Арлин и Йоко были чрезвычайно довольны обществом друг друга. Йоко часто готовила для Арлин, они вместе гуляли и ходили в кино. Арлин также было поручено заказывать лимузин. Джона не волновали лимузины, и, когда заказывали машину, он предпочитал седан, считая эту модель менее претенциозной. Йоко же говорила Арлин: «Всегда заказывай удлиненную модель.» Длинный лимузин был самой большой моделью. Йоко наказывала Арлин, чтобы у той всегда был наготове длинный. Если в Дакоту доставляли какой — либо заказ, Йоко хотела, чтобы его также привозили на лимузине. Несмотря на попытки Гарольда Сидера обуздать расходы Йоко, счета за лимузин всегда были чудовищными.

Большей частью Арлин и Йоко ходили за покупками вместе. Хотя Йоко уже говорили, чтобы она прекращала швырять деньгами в магазинах, она понимала, что не может совладать с собой. «Зачем я трачу все эти деньги?» — спросила она у Арлин.

«Некоторые люди ходят к психологу, — отвечала та, — а твое лечение — это покупки.»

Йоко согласилась и усилила свою магазинную терапию, тратя тысячи долларов на одежду, которую никогда не собиралась носить.

Они с Арлин побывали у Генри Бендела, и Йоко купила замшевое пальто из свиной кожи с лисьим воротником и лисьей подкладкой, пальто из черно — бурой лисицы, двустороннюю куртку на бараньем меху и четыре дизайнерских платья. Цена за все это была 2300 долларов. Выходя из магазина Йоко заметила пластиковые браслеты. «Это нравится Мэй, — сказала она. — Я куплю их ей на рождество». Эта покупка добавила к ее счету еще пятнадцать долларов.

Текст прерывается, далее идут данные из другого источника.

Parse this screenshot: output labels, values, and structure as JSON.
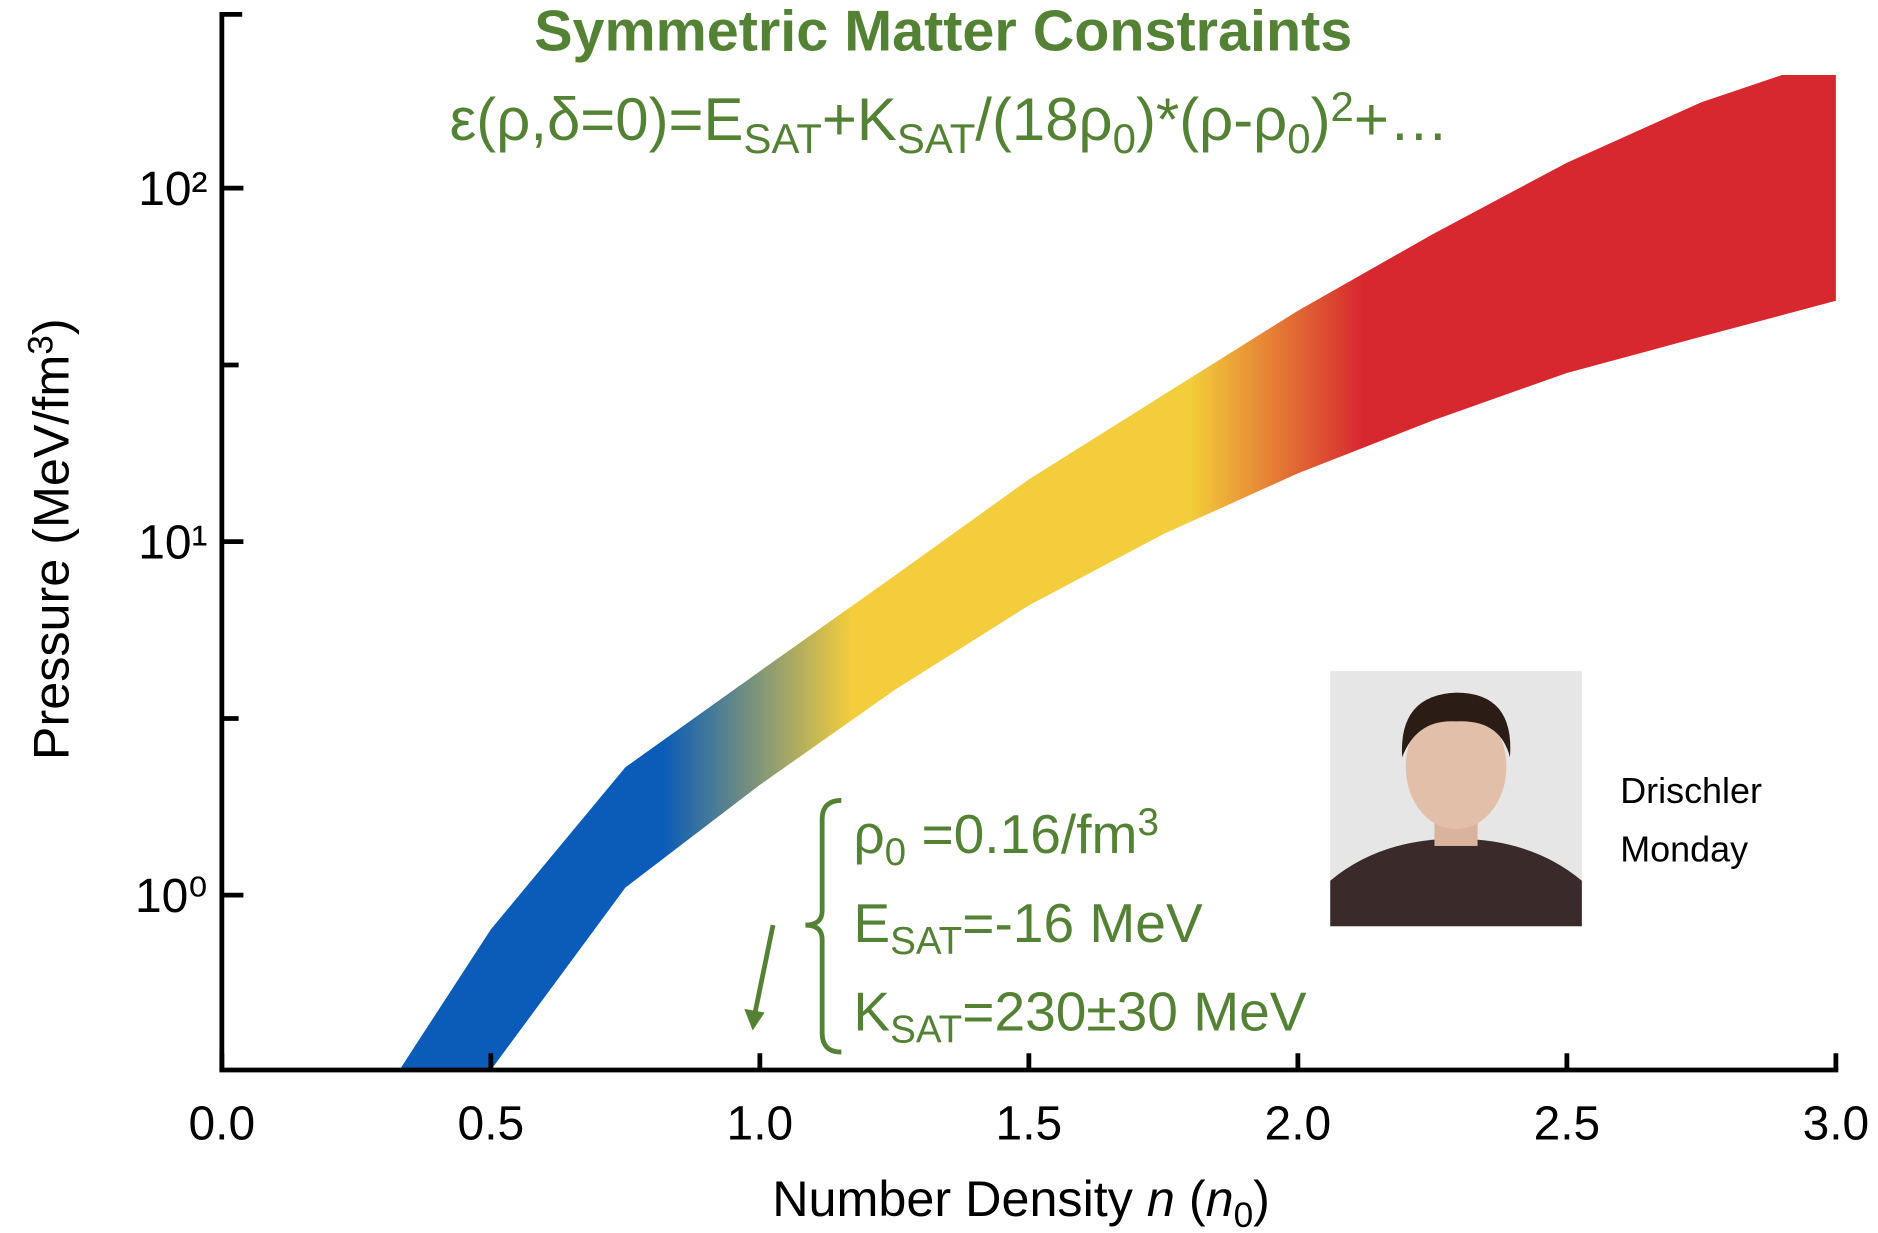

Арлин нашла Йоко весьма щедрой. Всякий раз, когда они ходили по магазинам, она покупала ей подарок. Арлин сводила Йоко в дамский магазин в Верхнем Ист — Сайде, где продавщица была медиумом. Йоко потащила ее из магазина в свой лимузин и привезла в Дакоту. Там продавщица предложила налить в стакан воды, заглянуть туда и рассказать о видениях. Йоко была в трансе.

Через несколько дней они посетили еще одну женщину — спиритуалистку, которая проводила «спиритуалистическое очищение». С ее помощью Йоко устранила все вредные вибрации, которые она чувствовала вокруг себя.

Йоко часто посылала Арлин в дом, где жил Дейвид Спинозза, чтобы передать через привратника записку или подарок для него. Она также гадала, что подарить ему на Рождество. «Он не выносит того, что я на всем оставляю след своей губной помады, — сказала она Арлин. И вот что Йоко сделала для Спиноззы: она взяла кофейную чашку, припечатала ее губной помадой и положила в подарочную коробку. Перевязав подарок ленточкой, Арлин отнесла его Спиноззе. Я никогда не видела, чтобы Йоко пользовалась губной помадой, и эта история показалась мне очень странной.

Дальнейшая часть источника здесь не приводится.